蒸気船マークトゥエイン号を見送る、係のお兄さん。
実は、あわよくば(?)東京のミーマイに行ってしまおうかと、先日友会の申込みをしてみたんですが・・・やはり撃沈でした。
あとはカード会社貸切を待ってみることにします。●ミニエッセー615「Passion愛の旅を観て」宙組のショー・・・というより、若干轟さんのショーという傾向も。春野さんがトップだった花組に轟さんが出演した「レヴュー誕生」の感覚でいたので、出番の多さはちょと意外だったが、私は今まで、宙組に一番縁が薄く、先入観がないということもあって、これはこれとして、大人な感覚でとても場が締まったショーだった。
まず、残念なことから先に述べると、切れ味の良いかっこいいダンスで魅了してくれるショースター陽月華さんがいないことだ。代役の多くを務めていた美羽さんがだめということでは決してないのだが、やはり華やかさ、オーラが違うと感じてしまった。遠慮があるのか、美羽さんには笑顔も少ないと思ったのは私だけか。楽しそうに見えなかった。
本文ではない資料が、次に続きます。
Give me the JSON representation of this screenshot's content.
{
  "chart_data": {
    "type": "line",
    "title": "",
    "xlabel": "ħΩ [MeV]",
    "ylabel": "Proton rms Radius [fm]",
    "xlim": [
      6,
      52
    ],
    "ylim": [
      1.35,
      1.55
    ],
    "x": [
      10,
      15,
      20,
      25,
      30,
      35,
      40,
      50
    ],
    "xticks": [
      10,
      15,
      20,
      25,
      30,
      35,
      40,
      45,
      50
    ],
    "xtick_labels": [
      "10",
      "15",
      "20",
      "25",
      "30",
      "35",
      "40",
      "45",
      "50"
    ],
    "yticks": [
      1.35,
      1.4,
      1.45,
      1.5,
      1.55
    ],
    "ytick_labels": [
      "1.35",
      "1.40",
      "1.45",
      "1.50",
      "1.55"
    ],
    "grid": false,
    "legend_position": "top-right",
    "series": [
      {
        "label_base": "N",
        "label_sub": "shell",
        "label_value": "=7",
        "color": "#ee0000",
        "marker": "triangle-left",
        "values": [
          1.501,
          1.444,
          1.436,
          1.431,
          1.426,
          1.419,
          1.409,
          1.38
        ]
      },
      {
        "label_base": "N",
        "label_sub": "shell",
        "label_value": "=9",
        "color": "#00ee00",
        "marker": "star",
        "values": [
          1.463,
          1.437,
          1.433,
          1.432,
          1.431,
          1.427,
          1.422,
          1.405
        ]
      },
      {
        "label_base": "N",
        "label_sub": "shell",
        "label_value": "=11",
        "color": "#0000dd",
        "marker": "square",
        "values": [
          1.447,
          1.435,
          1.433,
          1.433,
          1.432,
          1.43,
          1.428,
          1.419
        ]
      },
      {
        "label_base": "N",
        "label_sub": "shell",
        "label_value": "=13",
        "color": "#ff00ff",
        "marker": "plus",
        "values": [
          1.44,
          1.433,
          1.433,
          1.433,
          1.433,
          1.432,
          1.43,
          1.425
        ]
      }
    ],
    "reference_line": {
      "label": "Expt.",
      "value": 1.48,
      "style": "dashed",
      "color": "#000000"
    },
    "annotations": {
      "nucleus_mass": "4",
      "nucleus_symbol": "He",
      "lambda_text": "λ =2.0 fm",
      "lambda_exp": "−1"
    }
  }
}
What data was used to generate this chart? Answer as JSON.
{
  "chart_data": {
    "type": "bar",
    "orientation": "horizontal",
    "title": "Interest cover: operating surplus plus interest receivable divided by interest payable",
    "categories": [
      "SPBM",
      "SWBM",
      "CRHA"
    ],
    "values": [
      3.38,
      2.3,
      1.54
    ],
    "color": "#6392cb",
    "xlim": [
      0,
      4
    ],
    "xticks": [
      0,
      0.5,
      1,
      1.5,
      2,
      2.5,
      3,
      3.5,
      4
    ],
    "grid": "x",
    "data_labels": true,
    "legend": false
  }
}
さて、酒井澄夫先生作品の「いまいちコンセプトが理解できないシリーズ」が出たなと、個人的にはそんな全体の印象だった。
生意気だが、「Passion」か「愛の旅」かどちらか一つをテーマにしたら良かったのではないかと思うのだが・・・。いろいろな形の情熱を表現していくか、もしくは愛を求めていろいろな世界を旅するのか・・・。
一つひとつの場面はどれも決して悪くはなく、衣装や装置も、生徒も豪華で宝塚らしいのだが、構成としてはもう一歩煮え切らない感が残る。
2階席から見たので、群舞の壮観さ、色彩美は堪能できた。宙組は長身の生徒が多いので、ほかの組にはないスケール観がある。
また、歌の選曲は特にシャンソンが良かった。なお、昨日書き忘れだが、芝居での曲も私好みだった。
一番うっとりした場面は、シャンパンゴールドの衣装での轟さんと大和さんの男役同士の場面だ。怪しい色気にどきどきしてしまった。その前の大和さんが女役をやっている所よりも好きだ。
こうして見ると轟さんと大和さんのバランスが良いことに気付く。もっと二人だけの場面が長くても良かったのにと思ったほどだ。
それから、感無量になったのが、とても似合う紫色の衣装の蘭寿さんが男役を引き連れて大階段から登場する「フィナーレC」である。花組時代、春野さんを支えてくれたらんとむ君。なんという風格。流し目もいい。核になっても安心感がある。2番手としての充実期にあるようだ。今後ますます頑張ってほしい。
北翔さんは見るたびに華を増し、きれいになっている。技術は文句ないので、あとは男役の色気か。クールさもほしい。
下級生男役では早霧さんと春風弥里さんに目がいった。前者ちぎちゃんは小柄だが、スターの資質はピカ一だ。後者みーちゃんは、個性的で大きさ、華やかさがある。その次にあえて挙げるとしたら、凪七瑠海さん、蓮水ゆうやさんが舞台で映えていた。
はっきり申し上げて、その上のスターたちが今一つだんご状態で、誰も「路線」として抜きん出ないのでやきもきしている。
別格になりつつある悠未ひろさん、良いところがいっぱいあるのに、何かが足りない気がしてならない七帆ひかるさんと十輝いりすさんのことだ。
スターには「旬」というものがある。厳しいことを申し上げるが、奮起するのにもう遅いのではないかと心配になった。
女役では、花影アリスさんが少し線の細さを克服しつつあるかなという気がしたのと、期待という意味で、妃宮さくらさん、すみれ乃麗さんを注目して観た。まだまだ目立たないが、これからが楽しみである。
最後に、私はこの組に好きなダンサーがいる。珠洲春希さんだ。今回も素敵だった。